Nope, not the successful NASA test of an asteroid buster. Not even news that investments from Kevin Durant and Billie Jean King had brought the women’s pro volleyball league closer to a 2024 launch.

Look instead to the Bank of England. After a day when everybody with a Twitter account told the U.K. government how stupid its tax cut plan was while the pound was crashing, the Bank of England intervened in the bond market by saying that it would buy long-dated government bonds in whatever quantities were necessary to stabilize the bond and currency markets. For the day the pound is up almost 1.4% against the U.S. dollar.

With the dollar down–the Dollar Spot Index (DXY) is down 1.19% today–oil and other commodities rose.

West Texas Intermediate, the U.S. crude benchmark, gained 4.52%. Gold for December delivery gained 2.00%. Copper for December rose 3.17%.
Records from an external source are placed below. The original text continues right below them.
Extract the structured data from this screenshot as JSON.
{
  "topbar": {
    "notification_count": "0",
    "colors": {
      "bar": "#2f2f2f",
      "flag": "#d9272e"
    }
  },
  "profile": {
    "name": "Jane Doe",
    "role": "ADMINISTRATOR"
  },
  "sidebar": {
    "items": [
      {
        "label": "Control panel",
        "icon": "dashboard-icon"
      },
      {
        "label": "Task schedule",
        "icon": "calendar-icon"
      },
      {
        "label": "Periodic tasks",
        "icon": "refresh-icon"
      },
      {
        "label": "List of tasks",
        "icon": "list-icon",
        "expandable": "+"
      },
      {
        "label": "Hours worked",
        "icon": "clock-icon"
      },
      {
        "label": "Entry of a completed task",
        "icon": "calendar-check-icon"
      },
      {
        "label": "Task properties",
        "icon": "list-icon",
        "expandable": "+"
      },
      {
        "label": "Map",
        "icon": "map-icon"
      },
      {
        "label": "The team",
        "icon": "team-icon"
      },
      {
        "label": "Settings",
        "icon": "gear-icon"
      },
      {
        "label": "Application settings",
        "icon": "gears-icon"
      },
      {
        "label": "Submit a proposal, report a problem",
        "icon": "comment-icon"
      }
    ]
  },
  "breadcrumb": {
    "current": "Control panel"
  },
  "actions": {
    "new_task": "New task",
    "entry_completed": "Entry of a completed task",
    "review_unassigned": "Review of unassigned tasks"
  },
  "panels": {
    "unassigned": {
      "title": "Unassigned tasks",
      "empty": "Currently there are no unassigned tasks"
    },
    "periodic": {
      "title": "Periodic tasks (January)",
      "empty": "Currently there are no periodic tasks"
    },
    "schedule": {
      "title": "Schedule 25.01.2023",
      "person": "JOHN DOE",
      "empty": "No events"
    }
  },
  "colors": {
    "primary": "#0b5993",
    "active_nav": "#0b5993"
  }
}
The jump in stock and bond prices came even as Federal Reserve officials continued to talk of higher interest rates. Atlanta Fed President Raphael Bostic talked of the need for another 75 basis point internet rate increase in November and another 50 basis point move in December.

But for the moment, it looks like bond yields have moved up too far, too fast, and that some investors are finding stocks and bonds attractive at current prices as long as it looks like bond yields might take a breather.